Looking at these numbers, it's no surprise investors have balked at Supernus. A low-return pharmaceutical firm is only a worthwhile gamble for investors if it's because the company is working on pushing a drug through the FDA. If that firm is still losing money after approval, it must be a bad business.

However, investors are scared of shadows, not real metrics... 

Due to the distorting nature of GAAP accounting, Supernus's asset base has been seriously misstated. After adjusting for research and development (R&D) and long-term investments, a different picture emerges...

In reality, Supernus has seen strong ROAs... in excess of 36% last year! Furthermore, the company has seen real inflections in ROA, but not consistent contraction. Take a look...

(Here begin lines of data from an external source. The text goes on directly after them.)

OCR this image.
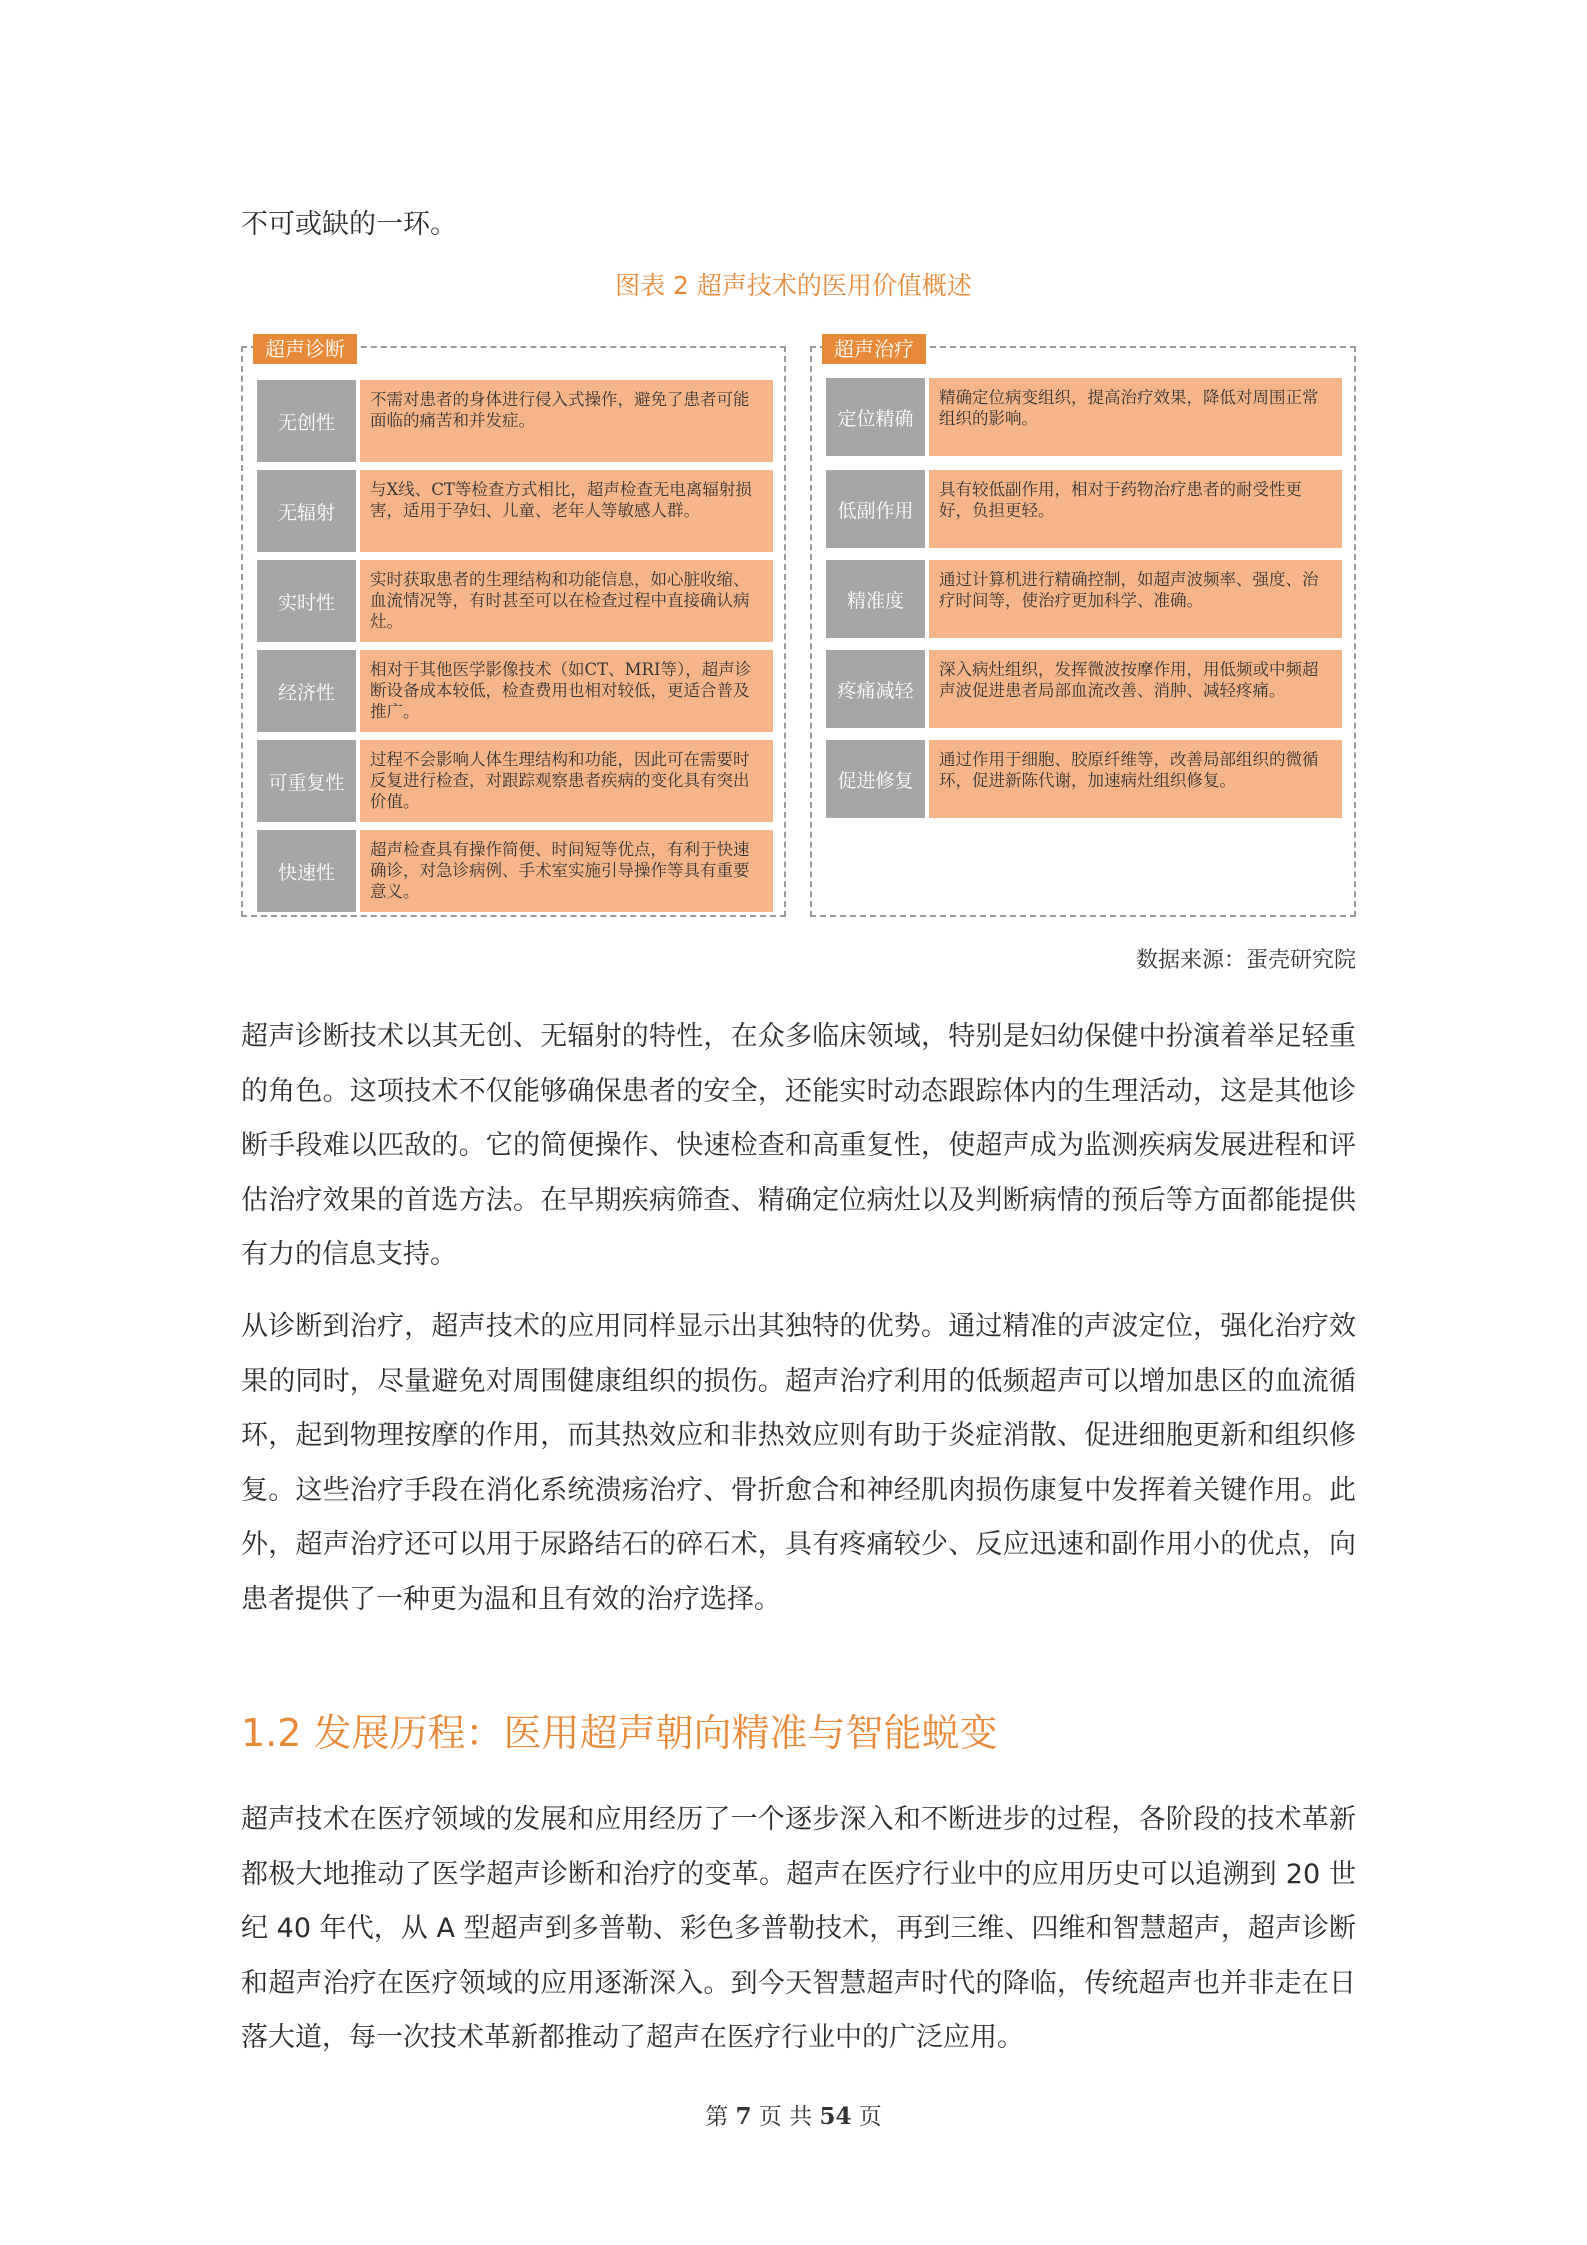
不可或缺的一环。

图表 2 超声技术的医用价值概述

超声诊断
无创性
不需对患者的身体进行侵入式操作，避免了患者可能面临的痛苦和并发症。
无辐射
与X线、CT等检查方式相比，超声检查无电离辐射损害，适用于孕妇、儿童、老年人等敏感人群。
实时性
实时获取患者的生理结构和功能信息，如心脏收缩、血流情况等，有时甚至可以在检查过程中直接确认病灶。
经济性
相对于其他医学影像技术（如CT、MRI等），超声诊断设备成本较低，检查费用也相对较低，更适合普及推广。
可重复性
过程不会影响人体生理结构和功能，因此可在需要时反复进行检查，对跟踪观察患者疾病的变化具有突出价值。
快速性
超声检查具有操作简便、时间短等优点，有利于快速确诊，对急诊病例、手术室实施引导操作等具有重要意义。
超声治疗
定位精确
精确定位病变组织，提高治疗效果，降低对周围正常组织的影响。
低副作用
具有较低副作用，相对于药物治疗患者的耐受性更好，负担更轻。
精准度
通过计算机进行精确控制，如超声波频率、强度、治疗时间等，使治疗更加科学、准确。
疼痛减轻
深入病灶组织，发挥微波按摩作用，用低频或中频超声波促进患者局部血流改善、消肿、减轻疼痛。
促进修复
通过作用于细胞、胶原纤维等，改善局部组织的微循环，促进新陈代谢，加速病灶组织修复。

数据来源：蛋壳研究院

超声诊断技术以其无创、无辐射的特性，在众多临床领域，特别是妇幼保健中扮演着举足轻重的角色。这项技术不仅能够确保患者的安全，还能实时动态跟踪体内的生理活动，这是其他诊断手段难以匹敌的。它的简便操作、快速检查和高重复性，使超声成为监测疾病发展进程和评估治疗效果的首选方法。在早期疾病筛查、精确定位病灶以及判断病情的预后等方面都能提供有力的信息支持。

从诊断到治疗，超声技术的应用同样显示出其独特的优势。通过精准的声波定位，强化治疗效果的同时，尽量避免对周围健康组织的损伤。超声治疗利用的低频超声可以增加患区的血流循环，起到物理按摩的作用，而其热效应和非热效应则有助于炎症消散、促进细胞更新和组织修复。这些治疗手段在消化系统溃疡治疗、骨折愈合和神经肌肉损伤康复中发挥着关键作用。此外，超声治疗还可以用于尿路结石的碎石术，具有疼痛较少、反应迅速和副作用小的优点，向患者提供了一种更为温和且有效的治疗选择。

1.2 发展历程：医用超声朝向精准与智能蜕变

超声技术在医疗领域的发展和应用经历了一个逐步深入和不断进步的过程，各阶段的技术革新都极大地推动了医学超声诊断和治疗的变革。超声在医疗行业中的应用历史可以追溯到 20 世纪 40 年代，从 A 型超声到多普勒、彩色多普勒技术，再到三维、四维和智慧超声，超声诊断和超声治疗在医疗领域的应用逐渐深入。到今天智慧超声时代的降临，传统超声也并非走在日落大道，每一次技术革新都推动了超声在医疗行业中的广泛应用。

第 7 页 共 54 页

This market distortion has put significant downward pressure on Supernus' stock price. We can understand how depressed valuations are by using our Embedded Expectations framework.

The chart below explains the company's historical corporate performance levels, in terms of ROA (dark blue bars) versus what sell-side analysts think the company is going to do in the next two years (light blue bars) and what the market is pricing in at current valuations (white bars). 

As you can see, market expectations for Supernus are incredibly bearish. The market has priced in Supernus' ROA to fall all the way from 36% in 2019 to 5% in 2023.

Due to the misleading nature of as-reported accounting, the market has missed the boat on Supernus. Investors believe it to be a drug company failing to turn its approved drug into real profits.

However, once we make Uniform adjustments, it's possible to see what the market has missed. Supernus is a high-ROA pharmaceutical company making a profit... but it's priced like it hasn't already started making money. This is yet another example of why so many investors throw up their hands at the space... but you don't have to if you know the right numbers.